Art. 91 Diritti e facoltà degli enti e delle associazioni rappresentativi di interessi lesi dal reato
1. Gli enti e le associazioni senza scopo di lucro ai quali, anteriormente alla commissione del fatto per cui si procede, sono state riconosciute, in forza di legge finalità di tutela degli interessi lesi dal reato, possono esercitare, in ogni stato e grado del procedimento, i diritti e le facoltà attribuiti alla persona offesa dal reato (90, 505, 511; 212 coord.) .

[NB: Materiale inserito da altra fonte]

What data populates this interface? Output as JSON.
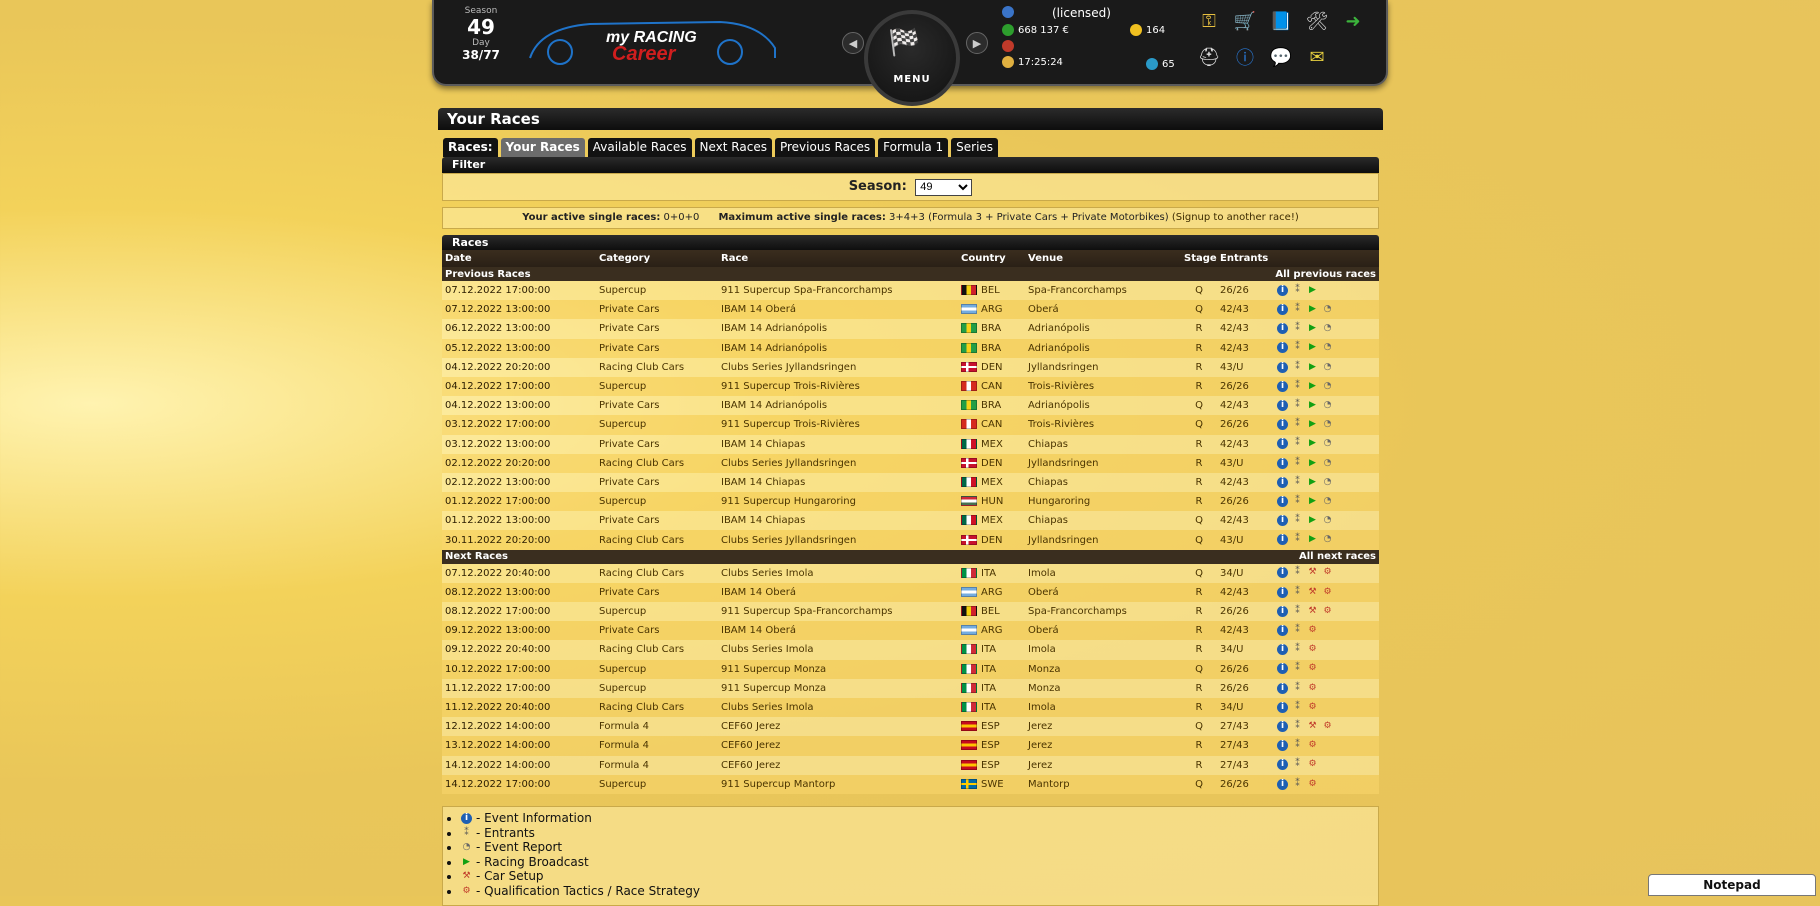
{
  "header": {
    "season_label": "Season",
    "season_value": "49",
    "day_label": "Day",
    "day_value": "38/77",
    "license": "(licensed)",
    "money": "668 137 €",
    "time": "17:25:24",
    "coins": "164",
    "points": "65",
    "menu_label": "MENU",
    "logo_text_top": "my RACING",
    "logo_text_bottom": "Career"
  },
  "page_title": "Your Races",
  "tabs": {
    "lead": "Races:",
    "items": [
      "Your Races",
      "Available Races",
      "Next Races",
      "Previous Races",
      "Formula 1",
      "Series"
    ]
  },
  "filter": {
    "title": "Filter",
    "season_label": "Season:",
    "season_value": "49"
  },
  "active_info": {
    "active_label": "Your active single races:",
    "active_value": "0+0+0",
    "max_label": "Maximum active single races:",
    "max_value": "3+4+3 (Formula 3 + Private Cars + Private Motorbikes)",
    "signup": "(Signup to another race!)"
  },
  "races": {
    "title": "Races",
    "columns": [
      "Date",
      "Category",
      "Race",
      "Country",
      "Venue",
      "Stage",
      "Entrants",
      ""
    ],
    "previous_label": "Previous Races",
    "previous_link": "All previous races",
    "next_label": "Next Races",
    "next_link": "All next races",
    "previous": [
      {
        "date": "07.12.2022 17:00:00",
        "category": "Supercup",
        "race": "911 Supercup Spa-Francorchamps",
        "country": "BEL",
        "venue": "Spa-Francorchamps",
        "stage": "Q",
        "entrants": "26/26"
      },
      {
        "date": "07.12.2022 13:00:00",
        "category": "Private Cars",
        "race": "IBAM 14 Oberá",
        "country": "ARG",
        "venue": "Oberá",
        "stage": "Q",
        "entrants": "42/43"
      },
      {
        "date": "06.12.2022 13:00:00",
        "category": "Private Cars",
        "race": "IBAM 14 Adrianópolis",
        "country": "BRA",
        "venue": "Adrianópolis",
        "stage": "R",
        "entrants": "42/43"
      },
      {
        "date": "05.12.2022 13:00:00",
        "category": "Private Cars",
        "race": "IBAM 14 Adrianópolis",
        "country": "BRA",
        "venue": "Adrianópolis",
        "stage": "R",
        "entrants": "42/43"
      },
      {
        "date": "04.12.2022 20:20:00",
        "category": "Racing Club Cars",
        "race": "Clubs Series Jyllandsringen",
        "country": "DEN",
        "venue": "Jyllandsringen",
        "stage": "R",
        "entrants": "43/U"
      },
      {
        "date": "04.12.2022 17:00:00",
        "category": "Supercup",
        "race": "911 Supercup Trois-Rivières",
        "country": "CAN",
        "venue": "Trois-Rivières",
        "stage": "R",
        "entrants": "26/26"
      },
      {
        "date": "04.12.2022 13:00:00",
        "category": "Private Cars",
        "race": "IBAM 14 Adrianópolis",
        "country": "BRA",
        "venue": "Adrianópolis",
        "stage": "Q",
        "entrants": "42/43"
      },
      {
        "date": "03.12.2022 17:00:00",
        "category": "Supercup",
        "race": "911 Supercup Trois-Rivières",
        "country": "CAN",
        "venue": "Trois-Rivières",
        "stage": "Q",
        "entrants": "26/26"
      },
      {
        "date": "03.12.2022 13:00:00",
        "category": "Private Cars",
        "race": "IBAM 14 Chiapas",
        "country": "MEX",
        "venue": "Chiapas",
        "stage": "R",
        "entrants": "42/43"
      },
      {
        "date": "02.12.2022 20:20:00",
        "category": "Racing Club Cars",
        "race": "Clubs Series Jyllandsringen",
        "country": "DEN",
        "venue": "Jyllandsringen",
        "stage": "R",
        "entrants": "43/U"
      },
      {
        "date": "02.12.2022 13:00:00",
        "category": "Private Cars",
        "race": "IBAM 14 Chiapas",
        "country": "MEX",
        "venue": "Chiapas",
        "stage": "R",
        "entrants": "42/43"
      },
      {
        "date": "01.12.2022 17:00:00",
        "category": "Supercup",
        "race": "911 Supercup Hungaroring",
        "country": "HUN",
        "venue": "Hungaroring",
        "stage": "R",
        "entrants": "26/26"
      },
      {
        "date": "01.12.2022 13:00:00",
        "category": "Private Cars",
        "race": "IBAM 14 Chiapas",
        "country": "MEX",
        "venue": "Chiapas",
        "stage": "Q",
        "entrants": "42/43"
      },
      {
        "date": "30.11.2022 20:20:00",
        "category": "Racing Club Cars",
        "race": "Clubs Series Jyllandsringen",
        "country": "DEN",
        "venue": "Jyllandsringen",
        "stage": "Q",
        "entrants": "43/U"
      }
    ],
    "next": [
      {
        "date": "07.12.2022 20:40:00",
        "category": "Racing Club Cars",
        "race": "Clubs Series Imola",
        "country": "ITA",
        "venue": "Imola",
        "stage": "Q",
        "entrants": "34/U",
        "setup": true
      },
      {
        "date": "08.12.2022 13:00:00",
        "category": "Private Cars",
        "race": "IBAM 14 Oberá",
        "country": "ARG",
        "venue": "Oberá",
        "stage": "R",
        "entrants": "42/43",
        "setup": true
      },
      {
        "date": "08.12.2022 17:00:00",
        "category": "Supercup",
        "race": "911 Supercup Spa-Francorchamps",
        "country": "BEL",
        "venue": "Spa-Francorchamps",
        "stage": "R",
        "entrants": "26/26",
        "setup": true
      },
      {
        "date": "09.12.2022 13:00:00",
        "category": "Private Cars",
        "race": "IBAM 14 Oberá",
        "country": "ARG",
        "venue": "Oberá",
        "stage": "R",
        "entrants": "42/43",
        "setup": false
      },
      {
        "date": "09.12.2022 20:40:00",
        "category": "Racing Club Cars",
        "race": "Clubs Series Imola",
        "country": "ITA",
        "venue": "Imola",
        "stage": "R",
        "entrants": "34/U",
        "setup": false
      },
      {
        "date": "10.12.2022 17:00:00",
        "category": "Supercup",
        "race": "911 Supercup Monza",
        "country": "ITA",
        "venue": "Monza",
        "stage": "Q",
        "entrants": "26/26",
        "setup": false
      },
      {
        "date": "11.12.2022 17:00:00",
        "category": "Supercup",
        "race": "911 Supercup Monza",
        "country": "ITA",
        "venue": "Monza",
        "stage": "R",
        "entrants": "26/26",
        "setup": false
      },
      {
        "date": "11.12.2022 20:40:00",
        "category": "Racing Club Cars",
        "race": "Clubs Series Imola",
        "country": "ITA",
        "venue": "Imola",
        "stage": "R",
        "entrants": "34/U",
        "setup": false
      },
      {
        "date": "12.12.2022 14:00:00",
        "category": "Formula 4",
        "race": "CEF60 Jerez",
        "country": "ESP",
        "venue": "Jerez",
        "stage": "Q",
        "entrants": "27/43",
        "setup": true
      },
      {
        "date": "13.12.2022 14:00:00",
        "category": "Formula 4",
        "race": "CEF60 Jerez",
        "country": "ESP",
        "venue": "Jerez",
        "stage": "R",
        "entrants": "27/43",
        "setup": false
      },
      {
        "date": "14.12.2022 14:00:00",
        "category": "Formula 4",
        "race": "CEF60 Jerez",
        "country": "ESP",
        "venue": "Jerez",
        "stage": "R",
        "entrants": "27/43",
        "setup": false
      },
      {
        "date": "14.12.2022 17:00:00",
        "category": "Supercup",
        "race": "911 Supercup Mantorp",
        "country": "SWE",
        "venue": "Mantorp",
        "stage": "Q",
        "entrants": "26/26",
        "setup": false
      }
    ]
  },
  "legend": [
    "- Event Information",
    "- Entrants",
    "- Event Report",
    "- Racing Broadcast",
    "- Car Setup",
    "- Qualification Tactics / Race Strategy"
  ],
  "notepad": "Notepad",
  "flag_colors": {
    "BEL": [
      "#111111",
      "#f5d10d",
      "#d0212b"
    ],
    "ARG": [
      "#74acdf",
      "#ffffff",
      "#74acdf"
    ],
    "BRA": [
      "#229e45",
      "#f8d117",
      "#229e45"
    ],
    "DEN": [
      "#c8102e",
      "#ffffff",
      "#c8102e"
    ],
    "CAN": [
      "#d52b1e",
      "#ffffff",
      "#d52b1e"
    ],
    "MEX": [
      "#006847",
      "#ffffff",
      "#ce1126"
    ],
    "HUN": [
      "#ce2939",
      "#ffffff",
      "#477050"
    ],
    "ITA": [
      "#009246",
      "#ffffff",
      "#ce2b37"
    ],
    "ESP": [
      "#c60b1e",
      "#ffc400",
      "#c60b1e"
    ],
    "SWE": [
      "#006aa7",
      "#fecc00",
      "#006aa7"
    ]
  }
}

Art. 92 Consenso della persona offesa
1. L'esercizio dei diritti e delle facoltà spettanti agli enti e alle associazioni rappresentativi di interessi lesi dal reato è subordinato al consenso della persona offesa.
2. Il consenso deve risultare da atto pubblico o da scrittura privata autenticata e può essere prestato a non più di uno degli enti o delle associazioni.
3. Il consenso può essere revocato in qualsiasi momento con le forme previste dal comma 2.
4. La persona offesa che ha revocato il consenso non può prestarlo successivamente nÈ allo stesso nÈ ad altro ente o associazione.
Art. 93 Intervento degli enti o delle associazioni
1. Per l'esercizio dei diritti e delle facoltà previsti dall'art. 91 l'ente o l'associazione presenta all'autorità procedente un atto di intervento che contiene a pena di inammissibilità:
a) le indicazioni relative alla denominazione dell'ente o dell'associazione, alla sede, alle disposizioni che riconoscono le finalità di tutela degli interessi lesi, alle generalità del legale rappresentante;
b) l'indicazione del procedimento
c) il nome e il cognome del difensore e l'indicazione della procura (100, 101);
d) l'esposizione sommaria delle ragioni che giustificano l'intervento;
e) la sottoscrizione (110) del difensore.
2. Unitamente all'atto di intervento sono presentate la dichiarazione di consenso della persona offesa (92) e la procura al difensore se questa è stata conferita nelle forme previste dall'art. 100 comma 1.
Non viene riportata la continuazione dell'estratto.